Recover Binary Tree

Question

For this question on leet code, this code is passing all the test cases.

class Solution(object):
def recoverTree(self, root):
    self.first = None
    self.second = None
    self.prev = TreeNode(float('-inf'))

    self.traverse(root)

    temp = self.first.val
    self.first.val = self.second.val
    self.second.val = temp

def traverse(self, root):
    if not root:
        return
    self.traverse(root.left)
    if not self.first and self.prev.val >= root.val:
        self.first = self.prev
    if self.first and self.prev.val >= root.val:
        self.second = root
    self.prev = root
    self.traverse(root.right)

I have a question about one part of this code.

if not self.first and self.prev.val >= root.val:
    self.first = self.prev
if self.first and self.prev.val >= root.val:
    self.second = root

In this snippet, wont the second condition always be true after the first one has been set. So, you coud write it as:

def not self.first and self.prev.val >= root.val:
    self.first = self.prev
    self.second = root

But if I try this, I will not pass the test cases. Why is it the case?

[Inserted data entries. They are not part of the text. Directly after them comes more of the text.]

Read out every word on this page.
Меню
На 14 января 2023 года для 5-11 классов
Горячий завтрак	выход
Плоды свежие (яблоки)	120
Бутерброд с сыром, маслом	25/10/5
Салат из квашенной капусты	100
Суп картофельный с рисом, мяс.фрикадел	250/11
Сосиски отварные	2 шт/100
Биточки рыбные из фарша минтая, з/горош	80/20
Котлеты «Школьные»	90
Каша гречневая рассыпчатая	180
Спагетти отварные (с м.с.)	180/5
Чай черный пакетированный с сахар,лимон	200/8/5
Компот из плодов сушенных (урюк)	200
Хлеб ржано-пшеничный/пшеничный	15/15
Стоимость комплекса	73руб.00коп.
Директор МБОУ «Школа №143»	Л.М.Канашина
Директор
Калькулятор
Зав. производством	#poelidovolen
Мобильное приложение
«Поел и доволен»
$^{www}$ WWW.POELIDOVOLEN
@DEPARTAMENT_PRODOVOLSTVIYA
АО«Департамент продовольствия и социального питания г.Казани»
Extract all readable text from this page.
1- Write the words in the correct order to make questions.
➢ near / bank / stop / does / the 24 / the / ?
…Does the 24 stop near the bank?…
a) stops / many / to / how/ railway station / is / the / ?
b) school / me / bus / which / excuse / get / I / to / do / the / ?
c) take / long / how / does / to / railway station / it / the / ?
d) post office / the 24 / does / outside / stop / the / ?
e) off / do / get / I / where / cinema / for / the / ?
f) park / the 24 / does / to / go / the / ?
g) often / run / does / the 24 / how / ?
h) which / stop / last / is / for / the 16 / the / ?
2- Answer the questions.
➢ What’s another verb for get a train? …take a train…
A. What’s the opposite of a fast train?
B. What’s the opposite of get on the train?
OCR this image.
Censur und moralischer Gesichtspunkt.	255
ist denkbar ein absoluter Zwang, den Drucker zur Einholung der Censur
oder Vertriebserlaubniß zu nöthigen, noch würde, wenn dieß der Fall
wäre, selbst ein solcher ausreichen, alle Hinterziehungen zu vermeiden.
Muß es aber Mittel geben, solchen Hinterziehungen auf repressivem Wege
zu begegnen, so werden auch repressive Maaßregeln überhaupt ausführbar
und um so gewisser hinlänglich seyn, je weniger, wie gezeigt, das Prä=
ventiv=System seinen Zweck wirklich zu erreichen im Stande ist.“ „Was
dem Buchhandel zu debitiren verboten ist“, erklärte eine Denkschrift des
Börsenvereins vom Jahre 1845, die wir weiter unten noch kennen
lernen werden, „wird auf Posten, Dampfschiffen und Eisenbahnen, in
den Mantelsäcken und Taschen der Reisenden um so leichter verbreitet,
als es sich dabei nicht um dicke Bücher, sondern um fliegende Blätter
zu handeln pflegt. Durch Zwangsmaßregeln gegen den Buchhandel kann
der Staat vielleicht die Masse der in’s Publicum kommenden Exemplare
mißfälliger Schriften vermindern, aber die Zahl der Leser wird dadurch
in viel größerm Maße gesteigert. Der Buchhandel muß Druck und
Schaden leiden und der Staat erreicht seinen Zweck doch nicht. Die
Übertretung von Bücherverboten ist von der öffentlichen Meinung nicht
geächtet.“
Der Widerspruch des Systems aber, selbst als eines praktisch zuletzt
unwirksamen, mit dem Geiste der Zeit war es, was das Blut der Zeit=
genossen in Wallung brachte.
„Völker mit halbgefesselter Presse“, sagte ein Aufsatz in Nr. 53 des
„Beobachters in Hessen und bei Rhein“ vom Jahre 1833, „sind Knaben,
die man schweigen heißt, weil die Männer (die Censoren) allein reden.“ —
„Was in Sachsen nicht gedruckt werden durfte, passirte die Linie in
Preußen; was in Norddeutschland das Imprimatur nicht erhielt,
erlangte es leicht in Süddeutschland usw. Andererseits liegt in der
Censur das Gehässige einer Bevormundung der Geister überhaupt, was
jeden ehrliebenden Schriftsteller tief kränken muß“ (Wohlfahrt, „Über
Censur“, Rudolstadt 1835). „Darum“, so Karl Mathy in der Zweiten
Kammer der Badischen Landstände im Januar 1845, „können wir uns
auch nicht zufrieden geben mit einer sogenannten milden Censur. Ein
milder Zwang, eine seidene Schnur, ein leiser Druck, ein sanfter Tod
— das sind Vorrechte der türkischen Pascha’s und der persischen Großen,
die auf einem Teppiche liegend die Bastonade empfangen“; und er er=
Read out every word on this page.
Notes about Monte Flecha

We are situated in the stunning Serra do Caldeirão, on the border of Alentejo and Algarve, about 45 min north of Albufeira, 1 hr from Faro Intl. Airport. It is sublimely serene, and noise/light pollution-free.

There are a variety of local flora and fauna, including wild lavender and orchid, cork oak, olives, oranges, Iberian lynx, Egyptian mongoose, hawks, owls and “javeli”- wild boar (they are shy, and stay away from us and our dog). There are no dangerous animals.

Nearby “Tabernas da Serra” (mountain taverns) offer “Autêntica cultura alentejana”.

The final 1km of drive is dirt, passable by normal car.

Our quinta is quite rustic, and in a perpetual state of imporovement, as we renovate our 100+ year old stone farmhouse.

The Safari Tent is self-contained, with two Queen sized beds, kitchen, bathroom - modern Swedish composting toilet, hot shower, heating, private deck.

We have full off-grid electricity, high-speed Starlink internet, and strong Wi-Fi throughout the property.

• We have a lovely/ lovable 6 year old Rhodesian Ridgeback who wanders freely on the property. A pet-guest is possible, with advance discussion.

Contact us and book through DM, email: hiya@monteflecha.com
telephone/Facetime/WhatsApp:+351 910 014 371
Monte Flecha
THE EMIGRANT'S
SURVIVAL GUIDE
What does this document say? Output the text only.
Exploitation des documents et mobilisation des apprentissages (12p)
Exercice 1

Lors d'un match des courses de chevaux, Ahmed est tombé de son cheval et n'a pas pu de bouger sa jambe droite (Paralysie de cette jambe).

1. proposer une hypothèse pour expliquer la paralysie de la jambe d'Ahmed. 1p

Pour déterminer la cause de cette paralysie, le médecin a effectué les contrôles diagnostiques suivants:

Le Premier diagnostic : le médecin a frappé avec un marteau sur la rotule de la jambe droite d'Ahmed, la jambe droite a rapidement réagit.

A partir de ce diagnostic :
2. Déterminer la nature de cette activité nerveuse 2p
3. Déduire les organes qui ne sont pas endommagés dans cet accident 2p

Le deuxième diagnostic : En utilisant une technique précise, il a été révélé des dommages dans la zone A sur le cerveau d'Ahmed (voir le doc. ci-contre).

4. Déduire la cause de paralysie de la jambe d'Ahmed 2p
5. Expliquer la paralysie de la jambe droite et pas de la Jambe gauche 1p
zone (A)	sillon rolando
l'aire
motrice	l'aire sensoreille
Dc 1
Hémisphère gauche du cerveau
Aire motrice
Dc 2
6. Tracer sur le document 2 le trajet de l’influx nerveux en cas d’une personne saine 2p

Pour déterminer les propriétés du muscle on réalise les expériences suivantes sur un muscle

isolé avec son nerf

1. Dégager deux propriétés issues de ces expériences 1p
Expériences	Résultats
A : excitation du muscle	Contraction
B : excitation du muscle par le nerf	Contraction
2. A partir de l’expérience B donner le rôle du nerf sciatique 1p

It seem like if we accept the condition for first if statement, and assign self.first, condition for second if statement will always be true. But in reality this seems not to be the case. Can someone please explain whats happening here?

Answer 1

The code is different because you still want to run self.second = root. You want to run this line whether self.first was true or false before you started playing with it.

Likely there is a test in which self.first is true and the expected outcome is that self.second == root.